Pope pleads an end to violence in Syria

BY: Abigail Bonsu

Pope Benedict XVI has called for a political solution to the violence in Syria during his Christmas message, the Urbi et Orbi, in Vatican City.

In front of thousands of pilgrims in St Peter's Square, he called for all sides in the conflict to engage in dialogue.

"I appeal for an end to the bloodshed and easier access for the relief of refugees and the displaced," he said.

Christians around the world are celebrating Christmas, which marks the birth of Jesus Christ in Bethlehem.

In Bethlehem itself, Christmas Eve Mass was celebrated at the 1,700-year-old Church of the Nativity, on the spot where it is believed Jesus was born.

'Fraternal' China

The Urbi et Orbi, which means "to the city and the world", is a customary part of Christmas for Roman Catholics.
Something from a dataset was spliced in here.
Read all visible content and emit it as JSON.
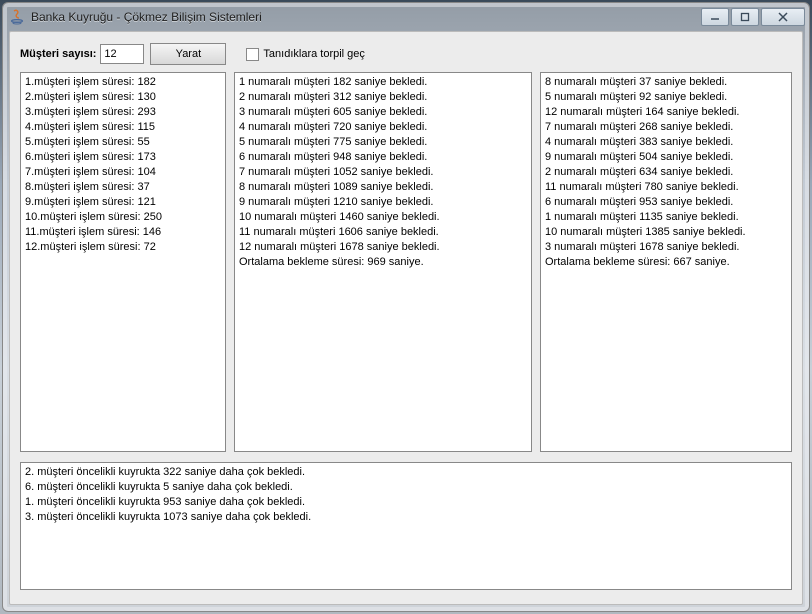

The Pope's message this year focused on trouble spots around the world, particularly Syria.

"May peace spring up for the people of Syria, deeply wounded and divided by a conflict that does not spare even the defenceless and reaps innocent victims," he said.

Activists say 40,000 have been killed in Syria since an anti-government uprising began early in 2011.

The Pope also prayed for harmony in Nigeria, lamenting what he called "savage acts of terrorism" that frequently target Christians.

And he urged China's new leadership to respect the contribution of religion in creating a "fraternal society".

The BBC's David Willey in Rome says it is the first time the Pope has asked for blessings for the Chinese leadership in his Christmas message.

Relations between Beijing and the Vatican are often strained over the Chinese government's efforts to install clergy sympathetic to the Communist state.

The Chinese authorities detained a Catholic bishop earlier this year after he refused to accept oversight from a state-run body.

Our correspondent says relations between China and the Vatican reached a new low over that incident.

On Monday, Christmas Eve Mass in the Vatican, usually celebrated at midnight, was brought forward by two hours to avoid tiring the 85-year-old pontiff.

At the Mass, he urged Christians to "find time and room for God in their fast-paced lives".